As for Mack’s Macs, TikTok has helped it grow in subtle ways. While most of Dimatteo’s followers aren’t local, her TikTok followers have ordered from Mack’s Macs when visiting Florida. Others have told Dimatteo if she opens a physical store, they would travel to visit it and buy her products.
“It’s cool because my page is clearly reaching different people, and people who are coming here are ordering from me,” Dimatteo said. “I think in the long run, once I open a bakery, it will do even more.”
For other small businesses who are considering social media, Dimatteo has this advice: “Just do it. I wanted to post on TikTok when I first started my business and I didn’t, and I’m kicking myself for it because I could have been even further along than I am. If there’s something you’re wanting to do or to document, it’s almost wrong not to do it.”
Her advice for businesses currently on social media is to use their platforms to encourage relationships, not just sales. Though most businesses’ goal is to promote and sell products, that’s usually not what social media users want to see.
“I’m not directly selling anything on my TikTok, which is another reason why I feel like my page does really well,” Dimatteo said. “I’m not advertising and shoving it down people’s throat; I’m just trying to have fun.”
To do this, Dimatteo says she always stops and considers what people want to see.

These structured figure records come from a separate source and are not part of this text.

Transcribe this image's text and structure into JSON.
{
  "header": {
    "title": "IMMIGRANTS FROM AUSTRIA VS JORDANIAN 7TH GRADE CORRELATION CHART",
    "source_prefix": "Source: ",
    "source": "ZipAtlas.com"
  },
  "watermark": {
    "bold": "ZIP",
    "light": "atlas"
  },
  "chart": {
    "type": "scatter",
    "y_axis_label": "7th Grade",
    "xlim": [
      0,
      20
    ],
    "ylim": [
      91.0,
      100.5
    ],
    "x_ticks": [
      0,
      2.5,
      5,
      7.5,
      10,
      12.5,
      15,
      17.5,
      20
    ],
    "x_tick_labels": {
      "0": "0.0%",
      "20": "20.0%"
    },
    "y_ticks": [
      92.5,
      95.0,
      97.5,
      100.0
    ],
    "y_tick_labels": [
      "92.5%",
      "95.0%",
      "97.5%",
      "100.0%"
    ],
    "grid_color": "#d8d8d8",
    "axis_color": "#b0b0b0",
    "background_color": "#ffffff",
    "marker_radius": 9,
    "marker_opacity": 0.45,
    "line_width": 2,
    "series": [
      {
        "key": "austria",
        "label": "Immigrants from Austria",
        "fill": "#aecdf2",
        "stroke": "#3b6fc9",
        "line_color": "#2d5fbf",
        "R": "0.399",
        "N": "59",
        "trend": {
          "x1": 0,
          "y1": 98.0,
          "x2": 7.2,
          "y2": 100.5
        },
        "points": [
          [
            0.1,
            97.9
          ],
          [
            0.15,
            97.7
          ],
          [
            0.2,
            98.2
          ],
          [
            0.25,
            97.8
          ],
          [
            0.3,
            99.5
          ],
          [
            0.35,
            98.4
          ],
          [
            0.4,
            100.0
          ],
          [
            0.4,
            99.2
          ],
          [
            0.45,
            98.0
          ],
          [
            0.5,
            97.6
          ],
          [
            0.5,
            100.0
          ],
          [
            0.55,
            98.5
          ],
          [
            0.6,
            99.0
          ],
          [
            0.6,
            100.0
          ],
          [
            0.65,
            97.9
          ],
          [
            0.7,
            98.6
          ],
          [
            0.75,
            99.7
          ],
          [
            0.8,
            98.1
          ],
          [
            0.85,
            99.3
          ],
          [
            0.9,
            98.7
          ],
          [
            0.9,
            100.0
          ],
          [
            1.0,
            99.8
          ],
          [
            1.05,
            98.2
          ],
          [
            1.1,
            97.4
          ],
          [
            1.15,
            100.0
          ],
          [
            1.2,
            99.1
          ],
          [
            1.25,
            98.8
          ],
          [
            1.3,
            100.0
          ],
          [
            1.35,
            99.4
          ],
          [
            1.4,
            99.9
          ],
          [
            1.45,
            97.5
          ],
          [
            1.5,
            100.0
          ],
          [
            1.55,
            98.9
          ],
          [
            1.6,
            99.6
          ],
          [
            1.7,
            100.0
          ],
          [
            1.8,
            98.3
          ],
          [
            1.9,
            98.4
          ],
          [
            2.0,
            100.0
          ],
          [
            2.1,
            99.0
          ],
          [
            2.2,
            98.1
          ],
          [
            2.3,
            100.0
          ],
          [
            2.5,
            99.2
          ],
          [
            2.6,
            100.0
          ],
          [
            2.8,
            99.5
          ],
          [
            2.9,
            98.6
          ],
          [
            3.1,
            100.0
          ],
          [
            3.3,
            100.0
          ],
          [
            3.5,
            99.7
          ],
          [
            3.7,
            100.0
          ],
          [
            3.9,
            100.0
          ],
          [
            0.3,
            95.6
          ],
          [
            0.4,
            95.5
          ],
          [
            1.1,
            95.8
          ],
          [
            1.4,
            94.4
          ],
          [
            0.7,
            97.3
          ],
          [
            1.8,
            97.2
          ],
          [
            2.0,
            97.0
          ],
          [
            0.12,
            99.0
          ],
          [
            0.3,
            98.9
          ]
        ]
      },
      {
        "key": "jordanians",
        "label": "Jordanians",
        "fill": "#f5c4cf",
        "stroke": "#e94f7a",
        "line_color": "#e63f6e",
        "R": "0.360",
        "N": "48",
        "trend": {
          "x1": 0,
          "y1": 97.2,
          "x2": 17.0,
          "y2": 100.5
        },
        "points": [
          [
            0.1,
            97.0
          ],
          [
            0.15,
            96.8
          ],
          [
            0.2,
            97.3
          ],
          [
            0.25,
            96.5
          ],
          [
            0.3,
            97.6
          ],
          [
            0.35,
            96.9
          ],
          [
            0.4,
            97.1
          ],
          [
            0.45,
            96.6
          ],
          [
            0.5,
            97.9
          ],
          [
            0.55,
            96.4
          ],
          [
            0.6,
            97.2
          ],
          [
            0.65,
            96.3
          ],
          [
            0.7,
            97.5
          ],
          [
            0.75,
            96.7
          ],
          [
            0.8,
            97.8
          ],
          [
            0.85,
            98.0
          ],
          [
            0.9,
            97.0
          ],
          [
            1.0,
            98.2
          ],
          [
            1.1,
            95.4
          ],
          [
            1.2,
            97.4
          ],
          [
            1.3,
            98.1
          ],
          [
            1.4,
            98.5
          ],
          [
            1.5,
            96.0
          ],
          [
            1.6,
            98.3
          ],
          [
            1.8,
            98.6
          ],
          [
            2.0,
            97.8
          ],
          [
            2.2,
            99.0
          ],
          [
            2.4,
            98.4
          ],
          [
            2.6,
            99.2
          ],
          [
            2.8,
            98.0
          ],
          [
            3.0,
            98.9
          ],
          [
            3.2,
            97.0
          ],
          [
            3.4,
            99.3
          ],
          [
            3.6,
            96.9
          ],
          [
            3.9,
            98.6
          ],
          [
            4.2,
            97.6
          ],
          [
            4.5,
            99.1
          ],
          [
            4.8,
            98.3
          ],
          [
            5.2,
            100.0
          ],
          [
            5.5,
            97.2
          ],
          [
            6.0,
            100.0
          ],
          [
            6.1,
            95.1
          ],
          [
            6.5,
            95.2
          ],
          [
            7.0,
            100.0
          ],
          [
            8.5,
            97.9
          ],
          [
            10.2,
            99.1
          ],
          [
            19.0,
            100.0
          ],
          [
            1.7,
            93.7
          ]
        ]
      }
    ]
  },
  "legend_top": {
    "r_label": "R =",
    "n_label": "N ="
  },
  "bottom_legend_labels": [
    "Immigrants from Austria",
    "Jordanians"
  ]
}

“I try to make things that you would stop to watch while you’re scrolling,” Dimatteo said. “I’ll edit a video, and then I’ll exit my app and won’t watch it for 30 minutes. Then I go back in to watch it, and if it’s something I wouldn’t scroll past halfway through, I’ll post it.”
As for Mack’s Macs, Dimatteo dreams of a future with multiple locations, a staff to help her manage baking and social media, and an even bigger community on TikTok.
“The playful spirit that started the business has definitely transcended further into TikTok and into the world,” Connor Dimatteo said. “I’m excited to see where she goes from here.”
Social media is quickly becoming one of the most powerful tools a business can use to promote its products. However, it can also be notoriously difficult to use effectively. For business owners and PR practitioners, Dimatteo’s story is a great example of how adaptability, good nature and a determined spirit are the perfect ingredients for a successful social media presence.